ALT1 is correct. Given that you want to limit the maximum number of objects (triangles) in a node, you will need to subdivide nodes that will contain many triangles. This inevitably leads to having a single triangle in multiple nodes, unless you want to subdivide triangles so that they fit the octree nodes perfectly (that depends on your application, I would generally not recommend that and e.g. for raytracing it is indeed usually not done).
As a counterexample, imagine ALT2 containing a detailed model of Stanford bunny, standing on a large triangle. The large triangle would prevent subdivision of the root node to subnodes and thus your octree would be as good as if you had no octree.

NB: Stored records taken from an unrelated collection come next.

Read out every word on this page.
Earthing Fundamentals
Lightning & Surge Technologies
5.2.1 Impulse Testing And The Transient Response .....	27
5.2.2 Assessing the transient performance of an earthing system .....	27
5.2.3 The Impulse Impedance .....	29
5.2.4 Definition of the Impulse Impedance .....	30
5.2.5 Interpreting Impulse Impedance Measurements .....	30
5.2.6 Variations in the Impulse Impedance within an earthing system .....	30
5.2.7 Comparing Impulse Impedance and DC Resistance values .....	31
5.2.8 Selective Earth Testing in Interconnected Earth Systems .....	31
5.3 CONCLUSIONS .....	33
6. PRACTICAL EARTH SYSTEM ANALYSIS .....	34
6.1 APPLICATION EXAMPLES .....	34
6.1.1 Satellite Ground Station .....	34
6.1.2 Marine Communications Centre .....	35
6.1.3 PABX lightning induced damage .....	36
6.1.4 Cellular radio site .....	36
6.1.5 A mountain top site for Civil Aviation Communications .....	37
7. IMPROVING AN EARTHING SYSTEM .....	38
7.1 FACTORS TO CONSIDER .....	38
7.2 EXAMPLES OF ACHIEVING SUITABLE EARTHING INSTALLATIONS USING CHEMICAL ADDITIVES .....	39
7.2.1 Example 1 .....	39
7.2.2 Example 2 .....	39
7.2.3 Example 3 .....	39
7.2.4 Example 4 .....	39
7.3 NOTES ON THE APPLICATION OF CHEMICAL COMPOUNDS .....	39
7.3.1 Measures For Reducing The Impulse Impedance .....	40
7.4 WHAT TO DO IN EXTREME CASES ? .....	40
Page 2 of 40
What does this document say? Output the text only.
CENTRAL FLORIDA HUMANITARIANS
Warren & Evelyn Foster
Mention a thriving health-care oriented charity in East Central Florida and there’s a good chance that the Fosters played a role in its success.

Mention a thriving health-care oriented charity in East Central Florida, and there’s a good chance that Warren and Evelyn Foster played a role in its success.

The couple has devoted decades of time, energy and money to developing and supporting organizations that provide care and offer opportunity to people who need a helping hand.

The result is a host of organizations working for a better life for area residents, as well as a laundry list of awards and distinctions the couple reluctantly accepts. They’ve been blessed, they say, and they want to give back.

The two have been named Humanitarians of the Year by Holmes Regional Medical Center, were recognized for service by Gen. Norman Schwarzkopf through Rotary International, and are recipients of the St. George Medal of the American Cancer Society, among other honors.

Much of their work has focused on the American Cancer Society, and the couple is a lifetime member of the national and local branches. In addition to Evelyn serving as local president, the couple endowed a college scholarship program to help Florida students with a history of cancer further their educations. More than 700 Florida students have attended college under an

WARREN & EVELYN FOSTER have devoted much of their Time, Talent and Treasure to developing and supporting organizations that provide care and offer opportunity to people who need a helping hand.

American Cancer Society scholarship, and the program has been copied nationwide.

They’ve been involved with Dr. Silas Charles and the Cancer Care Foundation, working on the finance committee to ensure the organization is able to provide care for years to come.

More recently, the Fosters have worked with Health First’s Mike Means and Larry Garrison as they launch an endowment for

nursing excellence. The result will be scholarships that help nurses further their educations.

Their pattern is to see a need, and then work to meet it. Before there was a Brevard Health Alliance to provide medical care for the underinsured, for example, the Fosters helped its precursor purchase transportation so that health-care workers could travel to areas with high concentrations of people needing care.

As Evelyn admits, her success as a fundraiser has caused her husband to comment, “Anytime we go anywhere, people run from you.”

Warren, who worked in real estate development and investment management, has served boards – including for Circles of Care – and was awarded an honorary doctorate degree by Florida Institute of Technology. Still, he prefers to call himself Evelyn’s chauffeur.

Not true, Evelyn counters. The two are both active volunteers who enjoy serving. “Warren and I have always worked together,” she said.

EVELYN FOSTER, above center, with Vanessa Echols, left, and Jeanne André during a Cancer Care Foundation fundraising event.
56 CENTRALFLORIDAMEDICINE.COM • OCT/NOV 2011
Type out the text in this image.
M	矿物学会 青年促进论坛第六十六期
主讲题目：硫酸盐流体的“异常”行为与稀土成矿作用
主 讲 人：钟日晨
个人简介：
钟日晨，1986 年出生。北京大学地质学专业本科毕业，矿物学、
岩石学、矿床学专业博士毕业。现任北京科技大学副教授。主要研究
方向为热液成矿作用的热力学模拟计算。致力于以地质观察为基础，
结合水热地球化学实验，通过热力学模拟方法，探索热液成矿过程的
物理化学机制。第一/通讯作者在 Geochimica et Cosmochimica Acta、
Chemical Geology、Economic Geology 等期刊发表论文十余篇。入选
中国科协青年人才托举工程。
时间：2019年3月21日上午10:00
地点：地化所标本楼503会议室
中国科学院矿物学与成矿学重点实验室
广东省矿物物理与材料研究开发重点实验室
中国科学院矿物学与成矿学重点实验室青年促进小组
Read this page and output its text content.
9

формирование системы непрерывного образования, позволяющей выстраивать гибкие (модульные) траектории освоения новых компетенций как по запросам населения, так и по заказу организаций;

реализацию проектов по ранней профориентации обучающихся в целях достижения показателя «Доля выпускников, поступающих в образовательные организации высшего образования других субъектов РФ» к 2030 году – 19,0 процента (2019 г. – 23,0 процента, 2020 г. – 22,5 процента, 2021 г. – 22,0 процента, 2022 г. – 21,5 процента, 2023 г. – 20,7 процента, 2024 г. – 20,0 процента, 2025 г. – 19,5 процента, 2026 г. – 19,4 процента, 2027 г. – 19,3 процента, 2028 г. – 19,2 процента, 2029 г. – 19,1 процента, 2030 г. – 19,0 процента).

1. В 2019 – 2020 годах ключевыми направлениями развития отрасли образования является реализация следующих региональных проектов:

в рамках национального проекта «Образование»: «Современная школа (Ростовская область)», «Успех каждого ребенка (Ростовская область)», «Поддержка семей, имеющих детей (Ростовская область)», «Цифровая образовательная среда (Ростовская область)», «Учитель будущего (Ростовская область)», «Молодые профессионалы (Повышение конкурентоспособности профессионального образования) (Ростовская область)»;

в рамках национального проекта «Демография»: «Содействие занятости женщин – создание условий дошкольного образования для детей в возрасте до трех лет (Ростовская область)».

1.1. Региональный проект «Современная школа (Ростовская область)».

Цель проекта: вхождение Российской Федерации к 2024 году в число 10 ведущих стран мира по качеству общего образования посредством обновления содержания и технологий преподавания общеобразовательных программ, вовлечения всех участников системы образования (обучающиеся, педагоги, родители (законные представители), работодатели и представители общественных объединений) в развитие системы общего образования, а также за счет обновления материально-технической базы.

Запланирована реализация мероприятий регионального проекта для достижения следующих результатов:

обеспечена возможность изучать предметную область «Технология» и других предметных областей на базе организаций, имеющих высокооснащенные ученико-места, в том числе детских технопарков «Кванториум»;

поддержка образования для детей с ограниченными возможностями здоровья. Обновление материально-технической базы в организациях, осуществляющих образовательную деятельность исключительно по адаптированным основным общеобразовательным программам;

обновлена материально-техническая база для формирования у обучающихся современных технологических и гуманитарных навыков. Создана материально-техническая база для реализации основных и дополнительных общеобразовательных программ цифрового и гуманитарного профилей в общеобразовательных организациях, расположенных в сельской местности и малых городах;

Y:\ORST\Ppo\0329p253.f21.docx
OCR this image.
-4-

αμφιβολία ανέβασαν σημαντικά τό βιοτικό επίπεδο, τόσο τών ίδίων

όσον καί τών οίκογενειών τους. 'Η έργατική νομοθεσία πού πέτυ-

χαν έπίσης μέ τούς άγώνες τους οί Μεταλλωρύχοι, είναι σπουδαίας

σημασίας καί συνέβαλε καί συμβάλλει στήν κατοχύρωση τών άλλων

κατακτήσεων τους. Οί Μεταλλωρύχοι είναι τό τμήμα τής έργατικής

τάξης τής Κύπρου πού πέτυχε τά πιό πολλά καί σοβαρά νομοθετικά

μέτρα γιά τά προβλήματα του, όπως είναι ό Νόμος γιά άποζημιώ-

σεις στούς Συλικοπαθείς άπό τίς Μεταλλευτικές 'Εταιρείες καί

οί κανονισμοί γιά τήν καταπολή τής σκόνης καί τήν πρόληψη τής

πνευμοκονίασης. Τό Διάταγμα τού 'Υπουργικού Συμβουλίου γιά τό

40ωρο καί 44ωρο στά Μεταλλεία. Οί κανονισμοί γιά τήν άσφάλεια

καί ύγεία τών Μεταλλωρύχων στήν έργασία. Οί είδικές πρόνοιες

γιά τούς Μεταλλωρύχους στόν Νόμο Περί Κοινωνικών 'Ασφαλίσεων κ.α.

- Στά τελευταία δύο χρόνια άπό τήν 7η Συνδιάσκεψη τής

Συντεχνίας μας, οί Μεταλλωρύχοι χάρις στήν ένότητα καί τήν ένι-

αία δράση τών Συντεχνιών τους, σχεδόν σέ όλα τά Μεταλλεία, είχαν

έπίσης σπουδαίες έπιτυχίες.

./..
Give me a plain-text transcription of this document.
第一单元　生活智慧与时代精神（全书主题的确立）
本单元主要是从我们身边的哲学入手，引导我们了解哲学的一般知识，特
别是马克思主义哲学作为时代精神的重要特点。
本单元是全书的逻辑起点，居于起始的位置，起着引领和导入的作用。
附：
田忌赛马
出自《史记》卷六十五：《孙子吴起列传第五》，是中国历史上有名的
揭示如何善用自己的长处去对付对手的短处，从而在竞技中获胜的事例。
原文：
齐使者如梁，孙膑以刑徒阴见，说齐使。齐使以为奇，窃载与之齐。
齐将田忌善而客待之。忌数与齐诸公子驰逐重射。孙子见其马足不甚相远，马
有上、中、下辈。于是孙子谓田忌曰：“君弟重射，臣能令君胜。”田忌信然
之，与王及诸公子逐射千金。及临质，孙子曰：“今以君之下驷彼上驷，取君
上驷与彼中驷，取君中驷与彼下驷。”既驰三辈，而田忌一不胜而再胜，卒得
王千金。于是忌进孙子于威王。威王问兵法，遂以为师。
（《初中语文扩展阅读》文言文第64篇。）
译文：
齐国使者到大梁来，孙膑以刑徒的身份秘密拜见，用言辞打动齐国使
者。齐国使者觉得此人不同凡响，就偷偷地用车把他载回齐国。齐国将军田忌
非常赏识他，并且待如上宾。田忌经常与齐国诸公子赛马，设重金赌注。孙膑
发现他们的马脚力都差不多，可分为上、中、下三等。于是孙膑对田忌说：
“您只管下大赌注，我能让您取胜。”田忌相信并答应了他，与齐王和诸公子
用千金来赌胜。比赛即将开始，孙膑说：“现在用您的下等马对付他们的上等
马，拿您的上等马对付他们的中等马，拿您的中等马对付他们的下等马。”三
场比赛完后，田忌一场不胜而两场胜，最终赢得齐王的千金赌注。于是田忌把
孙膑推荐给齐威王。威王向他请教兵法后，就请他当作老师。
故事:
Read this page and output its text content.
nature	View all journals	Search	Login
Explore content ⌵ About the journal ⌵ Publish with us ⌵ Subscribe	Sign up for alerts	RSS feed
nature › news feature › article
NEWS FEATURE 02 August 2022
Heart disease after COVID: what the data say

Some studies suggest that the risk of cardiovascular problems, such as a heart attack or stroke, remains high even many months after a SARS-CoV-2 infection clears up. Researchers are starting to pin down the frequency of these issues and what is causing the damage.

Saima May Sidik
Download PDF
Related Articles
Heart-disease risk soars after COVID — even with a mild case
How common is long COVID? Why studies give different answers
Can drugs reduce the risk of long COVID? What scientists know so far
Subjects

Alternately, you would have to keep the large triangle in the root node and subdivide it to subnodes that would contain the rest of the smaller bunny triangles. Having triangles not only in leaf nodes but also in the other nodes will likely complicate octree traversal (but that also depends on your application). If we stick with the raytracing scenario, to find the nearest intersection of a ray and a triangle, you would have to check a node and all the subnodes in order to find the closest intersection and you would have to track movement of the ray to the next node, on all of the tree levels simultaneously. On the other hand, if your geometry is only in the leaves, you test triangles in the leaves in the order the ray visits them (while keeping track of triangles that were already tested to avoid testing the same triangle twice).